Norman Rockwell Small Town Irony

It sometimes seems like everybody wants to live in a Norman Rockwell type of small town, and yet too often those same people also want to have the convenience of downtown Manhattan. They reminisce about Mayberry and the little family businesses run by loving and caring people who know each other. But then they complain about a penny difference in price at a locally owned hardware store when compared to an online juggernaut competitor.

5765.Dixie Restaurant, Reynolds St. (no date)

Part of the experience of living in a Norman Rockwell type of small town, and doing business in one is the often seemingly inconvenient moments when customer service must take a moment longer because it is being lovingly bestowed upon someone else who was ahead of you in line. Sometimes the wait in customer service is caused by how the purveyor knows what they are talking about and is giving genuinely excellent instruction to a customer about how to maximize their value in their purchase. Other times it might just be a cantankerous old fart who is gonna finish his cup of coffee, and “you whippersnappers” need to “hold on a second”.

And while you are in a Rockwellesque moment of slowing down just a bit, or paying a fair price for superlative care and concern for the service a local may give you, you might instead listen to them and learn something. The pace being a tad slower is not only a fact, but it is actually a blessing that creates the pace and feel that are, deep down, the heart of why you longed for the Rockwell moment anyway.

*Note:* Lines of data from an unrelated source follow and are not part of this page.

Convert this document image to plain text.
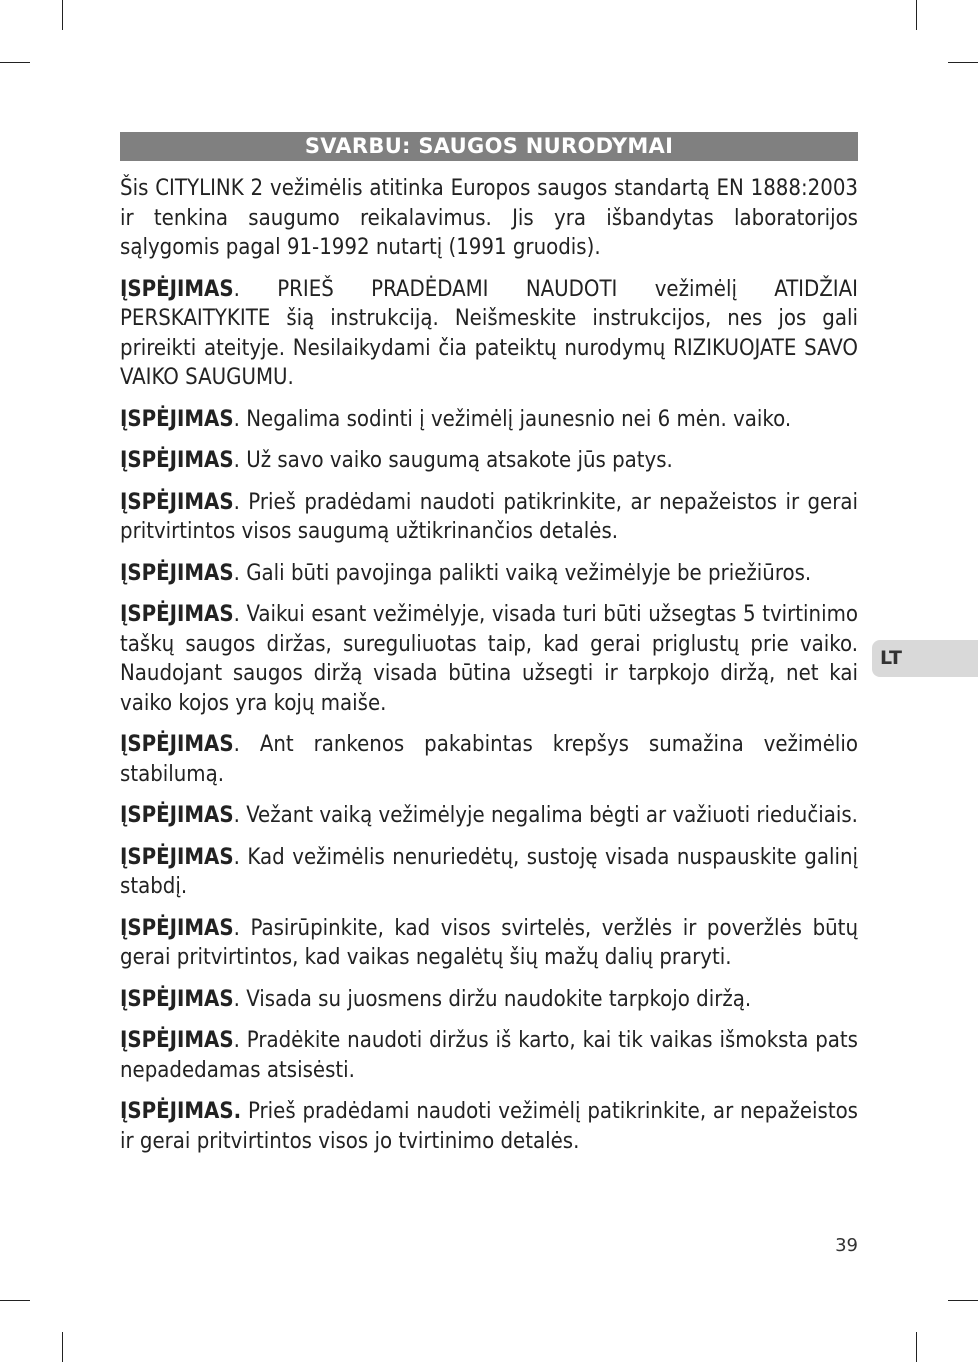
SVARBU: SAUGOS NURODYMAI

Šis CITYLINK 2 vežimėlis atitinka Europos saugos standartą EN 1888:2003 ir tenkina saugumo reikalavimus. Jis yra išbandytas laboratorijos sąlygomis pagal 91-1992 nutartį (1991 gruodis).

ĮSPĖJIMAS. PRIEŠ PRADĖDAMI NAUDOTI vežimėlį ATIDŽIAI PERSKAITYKITE šią instrukciją. Neišmeskite instrukcijos, nes jos gali prireikti ateityje. Nesilaikydami čia pateiktų nurodymų RIZIKUOJATE SAVO VAIKO SAUGUMU.

ĮSPĖJIMAS. Negalima sodinti į vežimėlį jaunesnio nei 6 mėn. vaiko.

ĮSPĖJIMAS. Už savo vaiko saugumą atsakote jūs patys.

ĮSPĖJIMAS. Prieš pradėdami naudoti patikrinkite, ar nepažeistos ir gerai pritvirtintos visos saugumą užtikrinančios detalės.

ĮSPĖJIMAS. Gali būti pavojinga palikti vaiką vežimėlyje be priežiūros.

ĮSPĖJIMAS. Vaikui esant vežimėlyje, visada turi būti užsegtas 5 tvirtinimo taškų saugos diržas, sureguliuotas taip, kad gerai priglustų prie vaiko. Naudojant saugos diržą visada būtina užsegti ir tarpkojo diržą, net kai vaiko kojos yra kojų maiše.

ĮSPĖJIMAS. Ant rankenos pakabintas krepšys sumažina vežimėlio stabilumą.

ĮSPĖJIMAS. Vežant vaiką vežimėlyje negalima bėgti ar važiuoti riedučiais.

ĮSPĖJIMAS. Kad vežimėlis nenuriedėtų, sustoję visada nuspauskite galinį stabdį.

ĮSPĖJIMAS. Pasirūpinkite, kad visos svirtelės, veržlės ir poveržlės būtų gerai pritvirtintos, kad vaikas negalėtų šių mažų dalių praryti.

ĮSPĖJIMAS. Visada su juosmens diržu naudokite tarpkojo diržą.

ĮSPĖJIMAS. Pradėkite naudoti diržus iš karto, kai tik vaikas išmoksta pats nepadedamas atsisėsti.

ĮSPĖJIMAS. Prieš pradėdami naudoti vežimėlį patikrinkite, ar nepažeistos ir gerai pritvirtintos visos jo tvirtinimo detalės.

LT
39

Sad but true, the hurry up and wait mentality of many metropolitan areas is not something one should long for when in small-town rural America. The world has no shortage of places that are fast-paced and convenient. But when in the region of reasonably paced life of rural America, don’t long for the convenience of Manhattan, just move there, and leave Mayberry alone.  Randy Newman / James Taylor song “Our Town” covers it well.